A tensor processing unit (TPU) is a custom application-specific integrated circuit (ASIC) designed by Google to accelerate the matrix-heavy computations that dominate modern neural networks. Unlike general-purpose central processing units (CPUs) or graphics processing units (GPUs), TPUs are purpose-built for the linear algebra operations underpinning deep learning, including large-scale matrix multiplication, convolution, and embedding lookups.
History and generations
Google began deploying internal TPUs in 2015 to handle workloads such as Google Search ranking, Translate, and Photos. The first generation (TPU v1) was unveiled at Google I/O 2016 and was inference-only. Each successive generation has expanded both training and inference capacity. TPU v2 (2017) introduced training support and bfloat16 arithmetic. TPU v3 (2018) added liquid cooling. TPU v4 (2021) introduced optical circuit switches for pod-level interconnect. TPU v5e and v5p (2023) targeted cost-efficient inference and high-end training respectively. The sixth-generation Trillium (TPU v6e) reached general availability in 2024, delivering approximately 4.7 times the peak compute of v5e and doubling high-bandwidth memory capacity. In April 2025, Google unveiled Ironwood (TPU v7), available in 256-chip and 9,216-chip pod configurations and optimised for inference-heavy frontier model workloads.
Architecture
The core of a TPU is a systolic array, a two-dimensional grid of multiply-accumulate units that perform matrix multiplications by streaming data rhythmically through the array.
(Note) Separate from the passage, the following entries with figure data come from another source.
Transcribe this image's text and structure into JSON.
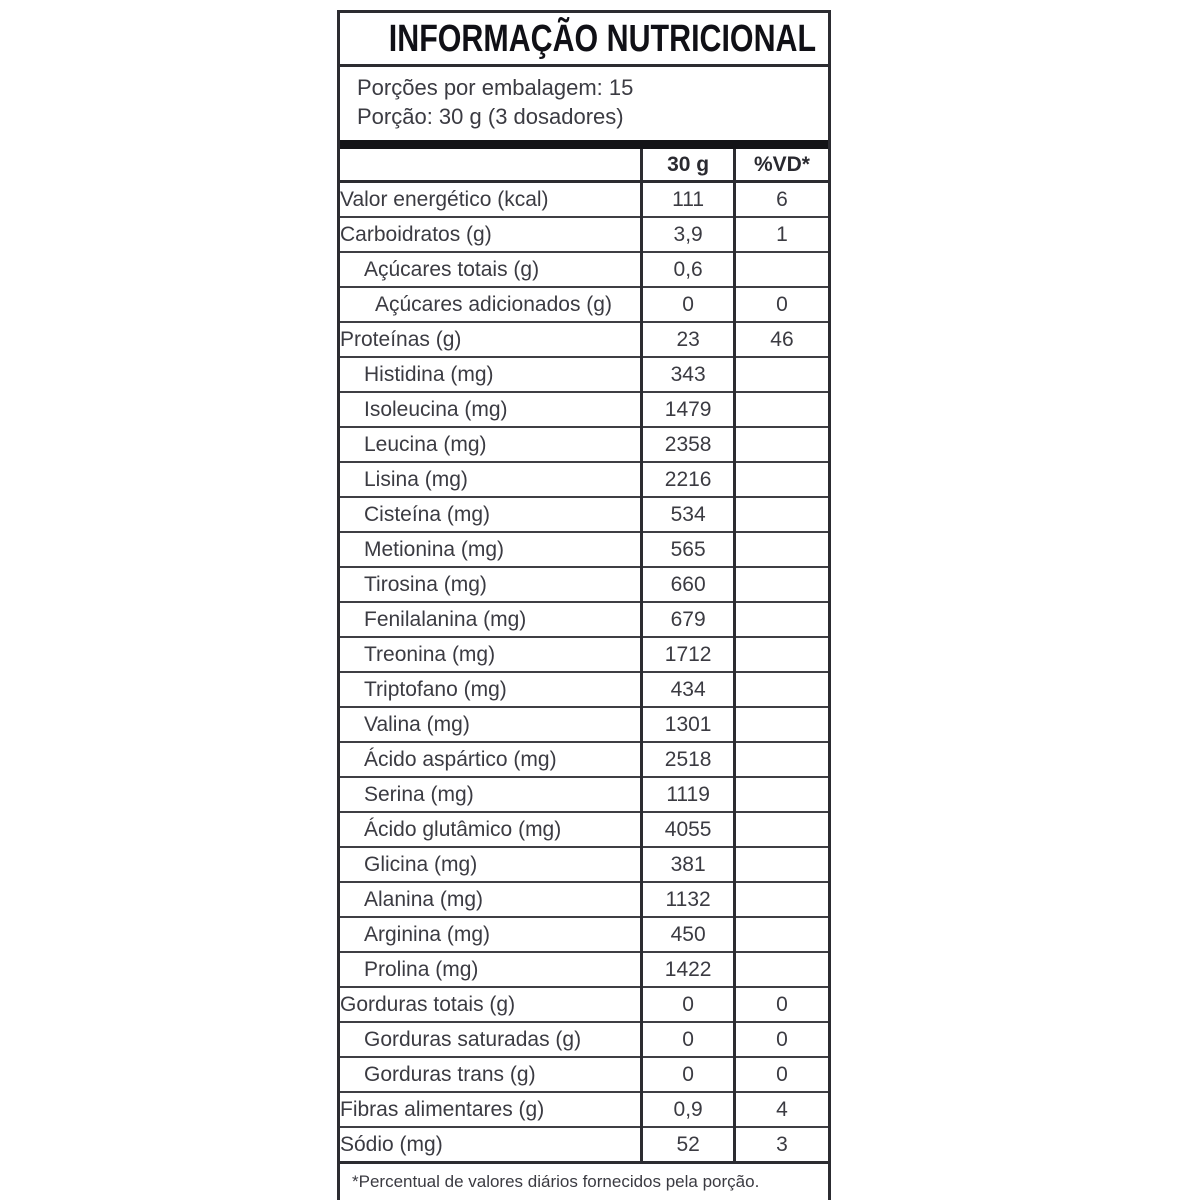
{
  "label": {
    "title": "INFORMAÇÃO NUTRICIONAL",
    "servings_per_package": "Porções por embalagem: 15",
    "portion": "Porção: 30 g (3 dosadores)",
    "footnote": "*Percentual de valores diários fornecidos pela porção."
  },
  "table": {
    "header": {
      "amount": "30 g",
      "vd": "%VD*"
    },
    "rows": [
      {
        "label": "Valor energético (kcal)",
        "amount": "111",
        "vd": "6",
        "indent": 0
      },
      {
        "label": "Carboidratos (g)",
        "amount": "3,9",
        "vd": "1",
        "indent": 0
      },
      {
        "label": "Açúcares totais (g)",
        "amount": "0,6",
        "vd": "",
        "indent": 1
      },
      {
        "label": "Açúcares adicionados (g)",
        "amount": "0",
        "vd": "0",
        "indent": 2
      },
      {
        "label": "Proteínas (g)",
        "amount": "23",
        "vd": "46",
        "indent": 0
      },
      {
        "label": "Histidina (mg)",
        "amount": "343",
        "vd": "",
        "indent": 1
      },
      {
        "label": "Isoleucina (mg)",
        "amount": "1479",
        "vd": "",
        "indent": 1
      },
      {
        "label": "Leucina (mg)",
        "amount": "2358",
        "vd": "",
        "indent": 1
      },
      {
        "label": "Lisina (mg)",
        "amount": "2216",
        "vd": "",
        "indent": 1
      },
      {
        "label": "Cisteína (mg)",
        "amount": "534",
        "vd": "",
        "indent": 1
      },
      {
        "label": "Metionina (mg)",
        "amount": "565",
        "vd": "",
        "indent": 1
      },
      {
        "label": "Tirosina (mg)",
        "amount": "660",
        "vd": "",
        "indent": 1
      },
      {
        "label": "Fenilalanina (mg)",
        "amount": "679",
        "vd": "",
        "indent": 1
      },
      {
        "label": "Treonina (mg)",
        "amount": "1712",
        "vd": "",
        "indent": 1
      },
      {
        "label": "Triptofano (mg)",
        "amount": "434",
        "vd": "",
        "indent": 1
      },
      {
        "label": "Valina (mg)",
        "amount": "1301",
        "vd": "",
        "indent": 1
      },
      {
        "label": "Ácido aspártico (mg)",
        "amount": "2518",
        "vd": "",
        "indent": 1
      },
      {
        "label": "Serina (mg)",
        "amount": "1119",
        "vd": "",
        "indent": 1
      },
      {
        "label": "Ácido glutâmico (mg)",
        "amount": "4055",
        "vd": "",
        "indent": 1
      },
      {
        "label": "Glicina (mg)",
        "amount": "381",
        "vd": "",
        "indent": 1
      },
      {
        "label": "Alanina (mg)",
        "amount": "1132",
        "vd": "",
        "indent": 1
      },
      {
        "label": "Arginina (mg)",
        "amount": "450",
        "vd": "",
        "indent": 1
      },
      {
        "label": "Prolina (mg)",
        "amount": "1422",
        "vd": "",
        "indent": 1
      },
      {
        "label": "Gorduras totais (g)",
        "amount": "0",
        "vd": "0",
        "indent": 0
      },
      {
        "label": "Gorduras saturadas (g)",
        "amount": "0",
        "vd": "0",
        "indent": 1
      },
      {
        "label": "Gorduras trans (g)",
        "amount": "0",
        "vd": "0",
        "indent": 1
      },
      {
        "label": "Fibras alimentares (g)",
        "amount": "0,9",
        "vd": "4",
        "indent": 0
      },
      {
        "label": "Sódio (mg)",
        "amount": "52",
        "vd": "3",
        "indent": 0
      }
    ]
  }
}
This avoids repeated memory accesses and yields very high throughput for dense linear algebra. Each TPU chip integrates high-bandwidth memory stacks for fast access to weights and activations, on-chip vector and scalar units for non-matrix operations, and dedicated SparseCore engines that accelerate embedding-heavy models such as recommendation systems.
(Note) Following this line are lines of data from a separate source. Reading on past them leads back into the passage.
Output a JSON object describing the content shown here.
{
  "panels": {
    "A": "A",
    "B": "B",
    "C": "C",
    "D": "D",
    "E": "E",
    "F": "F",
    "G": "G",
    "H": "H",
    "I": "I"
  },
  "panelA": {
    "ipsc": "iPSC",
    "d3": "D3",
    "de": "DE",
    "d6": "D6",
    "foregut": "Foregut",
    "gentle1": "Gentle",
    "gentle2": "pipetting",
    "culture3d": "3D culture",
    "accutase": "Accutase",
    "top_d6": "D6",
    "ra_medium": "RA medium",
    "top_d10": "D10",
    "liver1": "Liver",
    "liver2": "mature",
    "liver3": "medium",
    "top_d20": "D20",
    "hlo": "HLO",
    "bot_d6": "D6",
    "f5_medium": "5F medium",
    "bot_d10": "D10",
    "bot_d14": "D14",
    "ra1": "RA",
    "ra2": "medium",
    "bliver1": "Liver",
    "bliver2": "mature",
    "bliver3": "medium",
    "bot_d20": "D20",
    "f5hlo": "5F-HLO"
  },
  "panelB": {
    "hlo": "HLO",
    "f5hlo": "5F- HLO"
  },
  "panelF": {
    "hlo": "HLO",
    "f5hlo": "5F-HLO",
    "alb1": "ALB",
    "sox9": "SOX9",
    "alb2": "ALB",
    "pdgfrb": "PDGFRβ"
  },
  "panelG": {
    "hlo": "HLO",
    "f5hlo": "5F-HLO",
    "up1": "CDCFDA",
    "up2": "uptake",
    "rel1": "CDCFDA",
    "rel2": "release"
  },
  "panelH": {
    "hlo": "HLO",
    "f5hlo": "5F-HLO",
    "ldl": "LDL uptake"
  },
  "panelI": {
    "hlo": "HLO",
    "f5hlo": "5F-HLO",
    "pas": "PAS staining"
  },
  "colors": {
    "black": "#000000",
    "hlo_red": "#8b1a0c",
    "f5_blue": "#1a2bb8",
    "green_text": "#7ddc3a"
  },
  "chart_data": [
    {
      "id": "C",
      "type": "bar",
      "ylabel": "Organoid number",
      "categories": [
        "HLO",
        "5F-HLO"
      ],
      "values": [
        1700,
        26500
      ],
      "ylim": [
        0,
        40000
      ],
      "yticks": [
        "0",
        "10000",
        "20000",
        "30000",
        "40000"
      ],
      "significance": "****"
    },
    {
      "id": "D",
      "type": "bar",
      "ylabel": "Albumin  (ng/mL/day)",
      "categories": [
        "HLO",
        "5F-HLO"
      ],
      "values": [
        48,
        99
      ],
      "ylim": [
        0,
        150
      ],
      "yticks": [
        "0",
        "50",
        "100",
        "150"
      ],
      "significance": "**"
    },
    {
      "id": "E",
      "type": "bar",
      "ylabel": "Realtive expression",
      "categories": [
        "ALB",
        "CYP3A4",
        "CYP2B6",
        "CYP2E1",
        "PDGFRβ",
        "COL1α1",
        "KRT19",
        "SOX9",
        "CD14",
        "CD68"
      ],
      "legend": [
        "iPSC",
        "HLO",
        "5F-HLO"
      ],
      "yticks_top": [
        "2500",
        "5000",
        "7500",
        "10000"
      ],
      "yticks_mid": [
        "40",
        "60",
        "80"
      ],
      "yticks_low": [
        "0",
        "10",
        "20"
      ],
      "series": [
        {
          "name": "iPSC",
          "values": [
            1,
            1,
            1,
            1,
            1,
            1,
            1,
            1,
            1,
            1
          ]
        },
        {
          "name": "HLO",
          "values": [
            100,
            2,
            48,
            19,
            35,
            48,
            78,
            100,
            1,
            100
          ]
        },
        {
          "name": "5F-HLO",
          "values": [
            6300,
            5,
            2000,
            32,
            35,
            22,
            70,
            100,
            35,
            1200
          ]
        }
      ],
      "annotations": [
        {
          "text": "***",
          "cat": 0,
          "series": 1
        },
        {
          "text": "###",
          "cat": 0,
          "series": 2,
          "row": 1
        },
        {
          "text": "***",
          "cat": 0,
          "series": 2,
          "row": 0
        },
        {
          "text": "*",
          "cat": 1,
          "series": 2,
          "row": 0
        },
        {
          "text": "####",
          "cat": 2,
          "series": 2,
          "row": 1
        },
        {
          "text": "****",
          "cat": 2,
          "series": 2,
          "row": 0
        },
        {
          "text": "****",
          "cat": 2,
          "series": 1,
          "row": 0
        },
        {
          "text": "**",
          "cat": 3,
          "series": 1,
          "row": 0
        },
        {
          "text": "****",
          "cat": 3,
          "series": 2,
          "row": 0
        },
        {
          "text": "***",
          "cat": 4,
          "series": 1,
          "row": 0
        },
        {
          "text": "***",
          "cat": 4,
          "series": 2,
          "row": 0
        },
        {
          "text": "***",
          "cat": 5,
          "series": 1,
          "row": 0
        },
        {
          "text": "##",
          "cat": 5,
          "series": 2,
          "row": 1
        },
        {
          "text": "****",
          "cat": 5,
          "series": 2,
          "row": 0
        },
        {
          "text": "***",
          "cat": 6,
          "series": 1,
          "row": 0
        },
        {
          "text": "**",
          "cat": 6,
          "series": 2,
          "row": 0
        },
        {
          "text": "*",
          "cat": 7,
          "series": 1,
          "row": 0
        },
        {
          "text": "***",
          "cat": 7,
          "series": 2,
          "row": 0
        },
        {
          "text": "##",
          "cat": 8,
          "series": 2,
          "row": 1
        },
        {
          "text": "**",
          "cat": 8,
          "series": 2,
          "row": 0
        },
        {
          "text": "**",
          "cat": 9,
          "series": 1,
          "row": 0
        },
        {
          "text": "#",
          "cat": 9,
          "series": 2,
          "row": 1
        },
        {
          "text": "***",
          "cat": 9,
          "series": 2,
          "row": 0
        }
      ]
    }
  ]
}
TPUs are deployed in pods that link many chips through a high-bandwidth interconnect. A Trillium pod scales to 256 chips, while Ironwood scales further. Inter-chip communication uses Google's optical circuit-switched network, allowing model and data parallelism across thousands of accelerators with minimal latency.
Software stack
TPUs are programmed primarily through TensorFlow, JAX, and PyTorch via XLA (Accelerated Linear Algebra), a compiler that lowers high-level graphs into TPU-native code. Models trained on GPUs can generally be ported to TPUs by adjusting data pipelines and using bfloat16 mixed-precision training. Google Cloud exposes TPUs through Cloud TPU virtual machines and managed services such as Vertex AI and Google Kubernetes Engine.
Comparison with GPUs
GPUs remain the dominant accelerator for general machine learning research because of mature tooling, broad framework support, and easier programmability. TPUs trade some flexibility for higher throughput and energy efficiency on the specific workloads they target, particularly transformer-based language models and recommendation systems. The chips power Google's internal services and frontier models including Gemini, and they are offered to external customers exclusively through Google Cloud.
Applications
TPUs accelerate training and serving of large language models, image and video generation systems, recommendation engines such as YouTube ranking, and scientific computing workloads in fields including protein structure prediction and weather forecasting. They are widely used by researchers participating in Google's TPU Research Cloud programme.
References
- Jouppi, N. et al. (2017). In-Datacenter Performance Analysis of a Tensor Processing Unit. ISCA 2017.
- Google Cloud. (2024). Trillium TPU is now generally available. cloud.google.com/blog.
- Google. (2025). Introducing Ironwood: the seventh-generation TPU. Google Cloud Next 2025.
- Ministry of Digital Malaysia. (2024). Google announces investment in Malaysian data centre and cloud region. digital.gov.my.